A balloon filled with an ideal is taken from the surface of the sea deep to a depth of 100 m. What will be its volume in terms of its original volume ?

To solve the problem of finding the volume of a balloon filled with an ideal gas when taken from the surface of the sea to a depth of 100 meters, we can use the principles of gas laws, particularly Boyle's Law. Boyle's Law states that for a given mass of gas at constant temperature, the pressure and volume of the gas are inversely related. ### Step-by-Step Solution: **Step 1: Understand the Initial Conditions** - At the surface of the sea, the pressure (P1) is equal to atmospheric pressure, which is approximately 1 atm (or 101.3 kPa). - Let the initial volume of the balloon be V1. **Step 2: Calculate the Pressure at 100 m Depth** - The pressure increases with depth in a fluid.
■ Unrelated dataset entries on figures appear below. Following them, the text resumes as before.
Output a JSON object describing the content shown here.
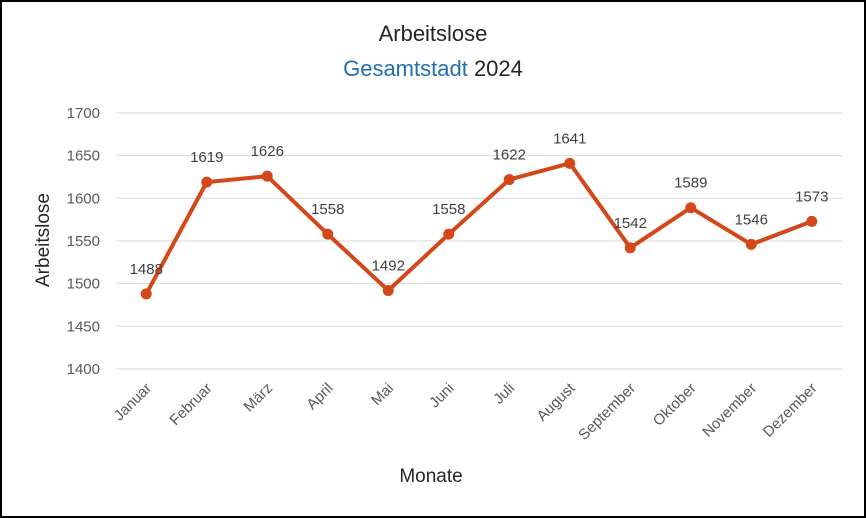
{
  "chart_data": {
    "type": "line",
    "title": "Arbeitslose",
    "subtitle_region": "Gesamtstadt",
    "subtitle_year": "2024",
    "xlabel": "Monate",
    "ylabel": "Arbeitslose",
    "ylim": [
      1400,
      1700
    ],
    "yticks": [
      1400,
      1450,
      1500,
      1550,
      1600,
      1650,
      1700
    ],
    "grid": true,
    "legend": "none",
    "categories": [
      "Januar",
      "Februar",
      "März",
      "April",
      "Mai",
      "Juni",
      "Juli",
      "August",
      "September",
      "Oktober",
      "November",
      "Dezember"
    ],
    "series": [
      {
        "values": [
          1488,
          1619,
          1626,
          1558,
          1492,
          1558,
          1622,
          1641,
          1542,
          1589,
          1546,
          1573
        ],
        "color": "#D4471A"
      }
    ],
    "subtitle_color": "#1F6FB2",
    "grid_color": "#D9D9D9"
  }
}
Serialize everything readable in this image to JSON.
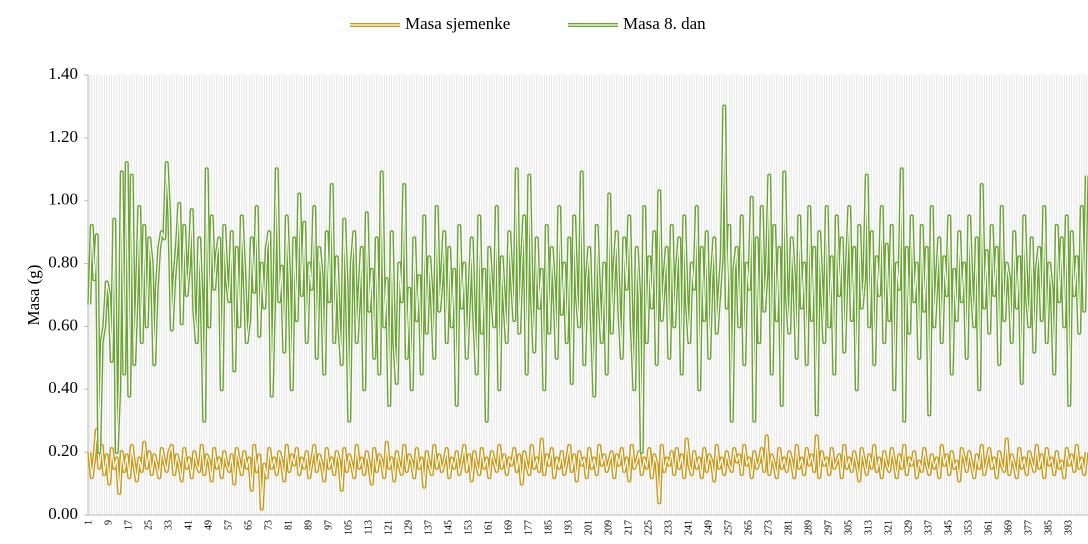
{
  "chart_data": {
    "type": "line",
    "y_label": "Masa (g)",
    "ylim": [
      0,
      1.4
    ],
    "yticks": [
      {
        "value": 0,
        "label": "0.00"
      },
      {
        "value": 0.2,
        "label": "0.20"
      },
      {
        "value": 0.4,
        "label": "0.40"
      },
      {
        "value": 0.6,
        "label": "0.60"
      },
      {
        "value": 0.8,
        "label": "0.80"
      },
      {
        "value": 1.0,
        "label": "1.00"
      },
      {
        "value": 1.2,
        "label": "1.20"
      },
      {
        "value": 1.4,
        "label": "1.40"
      }
    ],
    "x_grid": true,
    "legend": "top",
    "categories": [
      1,
      null,
      null,
      null,
      null,
      null,
      null,
      null,
      9,
      null,
      null,
      null,
      null,
      null,
      null,
      null,
      17,
      null,
      null,
      null,
      null,
      null,
      null,
      null,
      25,
      null,
      null,
      null,
      null,
      null,
      null,
      null,
      33,
      null,
      null,
      null,
      null,
      null,
      null,
      null,
      41,
      null,
      null,
      null,
      null,
      null,
      null,
      null,
      49,
      null,
      null,
      null,
      null,
      null,
      null,
      null,
      57,
      null,
      null,
      null,
      null,
      null,
      null,
      null,
      65,
      null,
      null,
      null,
      null,
      null,
      null,
      null,
      73,
      null,
      null,
      null,
      null,
      null,
      null,
      null,
      81,
      null,
      null,
      null,
      null,
      null,
      null,
      null,
      89,
      null,
      null,
      null,
      null,
      null,
      null,
      null,
      97,
      null,
      null,
      null,
      null,
      null,
      null,
      null,
      105,
      null,
      null,
      null,
      null,
      null,
      null,
      null,
      113,
      null,
      null,
      null,
      null,
      null,
      null,
      null,
      121,
      null,
      null,
      null,
      null,
      null,
      null,
      null,
      129,
      null,
      null,
      null,
      null,
      null,
      null,
      null,
      137,
      null,
      null,
      null,
      null,
      null,
      null,
      null,
      145,
      null,
      null,
      null,
      null,
      null,
      null,
      null,
      153,
      null,
      null,
      null,
      null,
      null,
      null,
      null,
      161,
      null,
      null,
      null,
      null,
      null,
      null,
      null,
      169,
      null,
      null,
      null,
      null,
      null,
      null,
      null,
      177,
      null,
      null,
      null,
      null,
      null,
      null,
      null,
      185,
      null,
      null,
      null,
      null,
      null,
      null,
      null,
      193,
      null,
      null,
      null,
      null,
      null,
      null,
      null,
      201,
      null,
      null,
      null,
      null,
      null,
      null,
      null,
      209,
      null,
      null,
      null,
      null,
      null,
      null,
      null,
      217,
      null,
      null,
      null,
      null,
      null,
      null,
      null,
      225,
      null,
      null,
      null,
      null,
      null,
      null,
      null,
      233,
      null,
      null,
      null,
      null,
      null,
      null,
      null,
      241,
      null,
      null,
      null,
      null,
      null,
      null,
      null,
      249,
      null,
      null,
      null,
      null,
      null,
      null,
      null,
      257,
      null,
      null,
      null,
      null,
      null,
      null,
      null,
      265,
      null,
      null,
      null,
      null,
      null,
      null,
      null,
      273,
      null,
      null,
      null,
      null,
      null,
      null,
      null,
      281,
      null,
      null,
      null,
      null,
      null,
      null,
      null,
      289,
      null,
      null,
      null,
      null,
      null,
      null,
      null,
      297,
      null,
      null,
      null,
      null,
      null,
      null,
      null,
      305,
      null,
      null,
      null,
      null,
      null,
      null,
      null,
      313,
      null,
      null,
      null,
      null,
      null,
      null,
      null,
      321,
      null,
      null,
      null,
      null,
      null,
      null,
      null,
      329,
      null,
      null,
      null,
      null,
      null,
      null,
      null,
      337,
      null,
      null,
      null,
      null,
      null,
      null,
      null,
      345,
      null,
      null,
      null,
      null,
      null,
      null,
      null,
      353,
      null,
      null,
      null,
      null,
      null,
      null,
      null,
      361,
      null,
      null,
      null,
      null,
      null,
      null,
      null,
      369,
      null,
      null,
      null,
      null,
      null,
      null,
      null,
      377,
      null,
      null,
      null,
      null,
      null,
      null,
      null,
      385,
      null,
      null,
      null,
      null,
      null,
      null,
      null,
      393,
      null,
      null,
      null,
      null,
      null,
      null,
      null
    ],
    "series": [
      {
        "name": "Masa sjemenke",
        "color": "#c99a1a",
        "values": [
          0.2,
          0.12,
          0.18,
          0.27,
          0.15,
          0.22,
          0.13,
          0.19,
          0.1,
          0.21,
          0.15,
          0.18,
          0.07,
          0.2,
          0.14,
          0.19,
          0.12,
          0.22,
          0.16,
          0.11,
          0.18,
          0.14,
          0.23,
          0.15,
          0.2,
          0.13,
          0.19,
          0.16,
          0.12,
          0.21,
          0.17,
          0.14,
          0.2,
          0.22,
          0.13,
          0.19,
          0.16,
          0.11,
          0.21,
          0.15,
          0.18,
          0.12,
          0.2,
          0.16,
          0.14,
          0.22,
          0.13,
          0.19,
          0.17,
          0.11,
          0.21,
          0.15,
          0.18,
          0.12,
          0.2,
          0.16,
          0.14,
          0.19,
          0.1,
          0.21,
          0.17,
          0.13,
          0.2,
          0.15,
          0.18,
          0.08,
          0.22,
          0.14,
          0.19,
          0.02,
          0.16,
          0.12,
          0.21,
          0.15,
          0.18,
          0.13,
          0.2,
          0.17,
          0.11,
          0.22,
          0.14,
          0.19,
          0.16,
          0.21,
          0.13,
          0.18,
          0.15,
          0.2,
          0.12,
          0.17,
          0.22,
          0.14,
          0.19,
          0.16,
          0.11,
          0.21,
          0.15,
          0.18,
          0.13,
          0.2,
          0.17,
          0.08,
          0.21,
          0.14,
          0.19,
          0.16,
          0.12,
          0.22,
          0.15,
          0.18,
          0.13,
          0.2,
          0.16,
          0.1,
          0.21,
          0.14,
          0.19,
          0.17,
          0.12,
          0.23,
          0.15,
          0.18,
          0.11,
          0.2,
          0.16,
          0.13,
          0.22,
          0.14,
          0.19,
          0.17,
          0.12,
          0.21,
          0.15,
          0.18,
          0.09,
          0.2,
          0.16,
          0.13,
          0.22,
          0.15,
          0.19,
          0.14,
          0.17,
          0.21,
          0.12,
          0.18,
          0.15,
          0.2,
          0.13,
          0.17,
          0.22,
          0.14,
          0.19,
          0.11,
          0.2,
          0.16,
          0.13,
          0.21,
          0.15,
          0.18,
          0.12,
          0.2,
          0.17,
          0.14,
          0.22,
          0.15,
          0.19,
          0.13,
          0.18,
          0.16,
          0.21,
          0.14,
          0.19,
          0.1,
          0.2,
          0.16,
          0.13,
          0.22,
          0.15,
          0.18,
          0.14,
          0.24,
          0.13,
          0.19,
          0.16,
          0.21,
          0.12,
          0.18,
          0.15,
          0.2,
          0.13,
          0.17,
          0.22,
          0.14,
          0.19,
          0.11,
          0.2,
          0.16,
          0.18,
          0.12,
          0.21,
          0.15,
          0.18,
          0.13,
          0.22,
          0.16,
          0.19,
          0.14,
          0.17,
          0.2,
          0.12,
          0.19,
          0.16,
          0.21,
          0.14,
          0.18,
          0.11,
          0.22,
          0.15,
          0.17,
          0.2,
          0.13,
          0.18,
          0.15,
          0.21,
          0.12,
          0.19,
          0.16,
          0.04,
          0.22,
          0.14,
          0.18,
          0.16,
          0.2,
          0.13,
          0.21,
          0.15,
          0.19,
          0.12,
          0.24,
          0.16,
          0.13,
          0.2,
          0.15,
          0.18,
          0.12,
          0.21,
          0.14,
          0.19,
          0.17,
          0.11,
          0.22,
          0.15,
          0.18,
          0.13,
          0.2,
          0.16,
          0.14,
          0.21,
          0.17,
          0.19,
          0.13,
          0.22,
          0.16,
          0.18,
          0.12,
          0.2,
          0.15,
          0.17,
          0.21,
          0.14,
          0.25,
          0.13,
          0.19,
          0.16,
          0.12,
          0.21,
          0.15,
          0.18,
          0.14,
          0.2,
          0.17,
          0.12,
          0.22,
          0.15,
          0.18,
          0.13,
          0.21,
          0.16,
          0.19,
          0.14,
          0.25,
          0.12,
          0.2,
          0.16,
          0.18,
          0.13,
          0.21,
          0.15,
          0.17,
          0.19,
          0.12,
          0.22,
          0.15,
          0.18,
          0.14,
          0.2,
          0.16,
          0.11,
          0.21,
          0.17,
          0.13,
          0.19,
          0.15,
          0.22,
          0.14,
          0.18,
          0.12,
          0.2,
          0.16,
          0.14,
          0.21,
          0.17,
          0.12,
          0.19,
          0.15,
          0.22,
          0.13,
          0.18,
          0.16,
          0.2,
          0.12,
          0.17,
          0.14,
          0.21,
          0.16,
          0.13,
          0.19,
          0.15,
          0.18,
          0.12,
          0.22,
          0.16,
          0.19,
          0.13,
          0.2,
          0.15,
          0.17,
          0.11,
          0.21,
          0.18,
          0.14,
          0.2,
          0.16,
          0.12,
          0.19,
          0.15,
          0.22,
          0.13,
          0.17,
          0.21,
          0.15,
          0.18,
          0.12,
          0.2,
          0.16,
          0.14,
          0.24,
          0.13,
          0.19,
          0.16,
          0.12,
          0.21,
          0.15,
          0.18,
          0.13,
          0.2,
          0.17,
          0.14,
          0.22,
          0.15,
          0.19,
          0.12,
          0.21,
          0.16,
          0.18,
          0.13,
          0.2,
          0.15,
          0.17,
          0.12,
          0.21,
          0.16,
          0.19,
          0.14,
          0.22,
          0.15,
          0.18,
          0.13,
          0.2
        ]
      },
      {
        "name": "Masa 8. dan",
        "color": "#6aa533",
        "values": [
          0.67,
          0.92,
          0.75,
          0.89,
          0.2,
          0.55,
          0.6,
          0.74,
          0.7,
          0.49,
          0.94,
          0.2,
          0.4,
          1.09,
          0.45,
          1.12,
          0.38,
          1.08,
          0.48,
          0.7,
          0.98,
          0.55,
          0.92,
          0.6,
          0.88,
          0.8,
          0.48,
          0.72,
          0.85,
          0.9,
          0.88,
          1.12,
          0.95,
          0.59,
          0.75,
          0.85,
          0.99,
          0.61,
          0.92,
          0.7,
          0.8,
          0.97,
          0.65,
          0.55,
          0.88,
          0.68,
          0.3,
          1.1,
          0.6,
          0.95,
          0.72,
          0.83,
          0.88,
          0.4,
          0.92,
          0.75,
          0.68,
          0.9,
          0.46,
          0.85,
          0.6,
          0.95,
          0.78,
          0.55,
          0.62,
          0.88,
          0.71,
          0.98,
          0.57,
          0.8,
          0.66,
          0.85,
          0.9,
          0.38,
          0.7,
          1.1,
          0.68,
          0.79,
          0.52,
          0.95,
          0.75,
          0.4,
          0.88,
          0.62,
          1.02,
          0.7,
          0.93,
          0.55,
          0.8,
          0.72,
          0.98,
          0.5,
          0.85,
          0.76,
          0.45,
          0.9,
          0.68,
          1.05,
          0.55,
          0.82,
          0.6,
          0.48,
          0.94,
          0.72,
          0.3,
          0.8,
          0.9,
          0.55,
          0.7,
          0.85,
          0.4,
          0.96,
          0.65,
          0.78,
          0.5,
          0.88,
          0.45,
          1.09,
          0.6,
          0.75,
          0.35,
          0.9,
          0.55,
          0.42,
          0.8,
          0.68,
          1.05,
          0.5,
          0.72,
          0.4,
          0.88,
          0.62,
          0.76,
          0.45,
          0.95,
          0.58,
          0.82,
          0.7,
          0.5,
          0.98,
          0.65,
          0.75,
          0.9,
          0.55,
          0.85,
          0.6,
          0.78,
          0.35,
          0.92,
          0.66,
          0.8,
          0.5,
          0.7,
          0.88,
          0.62,
          0.45,
          0.95,
          0.58,
          0.78,
          0.3,
          0.85,
          0.72,
          0.6,
          0.98,
          0.4,
          0.82,
          0.68,
          0.55,
          0.9,
          0.75,
          0.62,
          1.1,
          0.58,
          0.8,
          0.95,
          0.45,
          1.08,
          0.7,
          0.52,
          0.88,
          0.66,
          0.78,
          0.4,
          0.92,
          0.58,
          0.85,
          0.72,
          0.5,
          0.98,
          0.64,
          0.8,
          0.55,
          0.88,
          0.42,
          0.95,
          0.7,
          0.6,
          1.09,
          0.48,
          0.75,
          0.85,
          0.62,
          0.38,
          0.92,
          0.7,
          0.55,
          0.8,
          0.45,
          1.02,
          0.58,
          0.78,
          0.9,
          0.65,
          0.5,
          0.88,
          0.72,
          0.95,
          0.6,
          0.4,
          0.85,
          0.7,
          0.2,
          0.98,
          0.55,
          0.82,
          0.66,
          0.9,
          0.48,
          1.03,
          0.62,
          0.75,
          0.85,
          0.5,
          0.92,
          0.6,
          0.78,
          0.88,
          0.45,
          0.95,
          0.68,
          0.55,
          0.8,
          0.72,
          0.98,
          0.4,
          0.85,
          0.62,
          0.9,
          0.5,
          0.76,
          0.88,
          0.58,
          0.7,
          0.82,
          1.3,
          0.66,
          0.92,
          0.3,
          0.78,
          0.85,
          0.6,
          0.95,
          0.48,
          0.8,
          0.72,
          1.01,
          0.3,
          0.88,
          0.55,
          0.98,
          0.65,
          0.78,
          1.08,
          0.45,
          0.92,
          0.62,
          0.85,
          0.35,
          1.09,
          0.7,
          0.58,
          0.88,
          0.75,
          0.5,
          0.95,
          0.66,
          0.8,
          0.48,
          0.98,
          0.62,
          0.85,
          0.32,
          0.9,
          0.72,
          0.55,
          0.98,
          0.6,
          0.82,
          0.45,
          0.95,
          0.7,
          0.88,
          0.52,
          0.78,
          0.98,
          0.62,
          0.85,
          0.4,
          0.92,
          0.66,
          0.75,
          1.08,
          0.6,
          0.9,
          0.48,
          0.82,
          0.7,
          0.98,
          0.55,
          0.86,
          0.62,
          0.92,
          0.4,
          0.8,
          0.72,
          1.1,
          0.3,
          0.85,
          0.58,
          0.95,
          0.68,
          0.8,
          0.5,
          0.92,
          0.65,
          0.85,
          0.32,
          0.98,
          0.6,
          0.75,
          0.88,
          0.55,
          0.82,
          0.7,
          0.95,
          0.45,
          0.78,
          0.62,
          0.9,
          0.68,
          0.8,
          0.5,
          0.95,
          0.72,
          0.6,
          0.88,
          0.4,
          1.05,
          0.66,
          0.84,
          0.58,
          0.92,
          0.7,
          0.85,
          0.48,
          0.98,
          0.62,
          0.8,
          0.75,
          0.55,
          0.9,
          0.66,
          0.82,
          0.42,
          0.95,
          0.7,
          0.6,
          0.88,
          0.52,
          0.78,
          0.85,
          0.62,
          0.98,
          0.55,
          0.8,
          0.72,
          0.45,
          0.92,
          0.68,
          0.88,
          0.6,
          0.95,
          0.35,
          0.9,
          0.7,
          0.82,
          0.58,
          0.98,
          0.65,
          1.08
        ]
      }
    ]
  }
}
The pressure at a depth (h) in a fluid can be calculated using the formula: \[ P = P_0 + \rho g h \] where: - \( P_0 \) = atmospheric pressure (1 atm) - \( \rho \) = density of seawater (approximately 1025 kg/m³) - \( g \) = acceleration due to gravity (approximately 9.81 m/s²) - \( h \) = depth (100 m) **Step 3: Calculate the Total Pressure at Depth** - Substituting the values: \[ P = 1 \, \text{atm} + (1025 \, \text{kg/m}^3)(9.81 \, \text{m/s}^2)(100 \, \text{m}) \] - Convert 1 atm to Pascals: \( 1 \, \text{atm} = 101325 \, \text{Pa} \) - Calculate the hydrostatic pressure: \[ \text{Hydrostatic Pressure} = 1025 \times 9.81 \times 100 \approx 1000000 \, \text{Pa} = 10 \, \text{atm} \] - Therefore, the total pressure at 100 m depth: \[ P_2 = 1 \, \text{atm} + 10 \, \text{atm} = 11 \, \text{atm} \] **Step 4: Apply Boyle's Law** - According to Boyle's Law: \[ P_1 V_1 = P_2 V_2 \] Rearranging gives: \[ V_2 = \frac{P_1 V_1}{P_2} \] Substituting the values: \[ V_2 = \frac{1 \, \text{atm} \cdot V_1}{11 \, \text{atm}} = \frac{V_1}{11} \] **Step 5: Conclusion** - The volume of the balloon at a depth of 100 m will be: \[ V_2 = \frac{V_1}{11} \] - Thus, the volume of the balloon decreases to one eleventh of its original volume.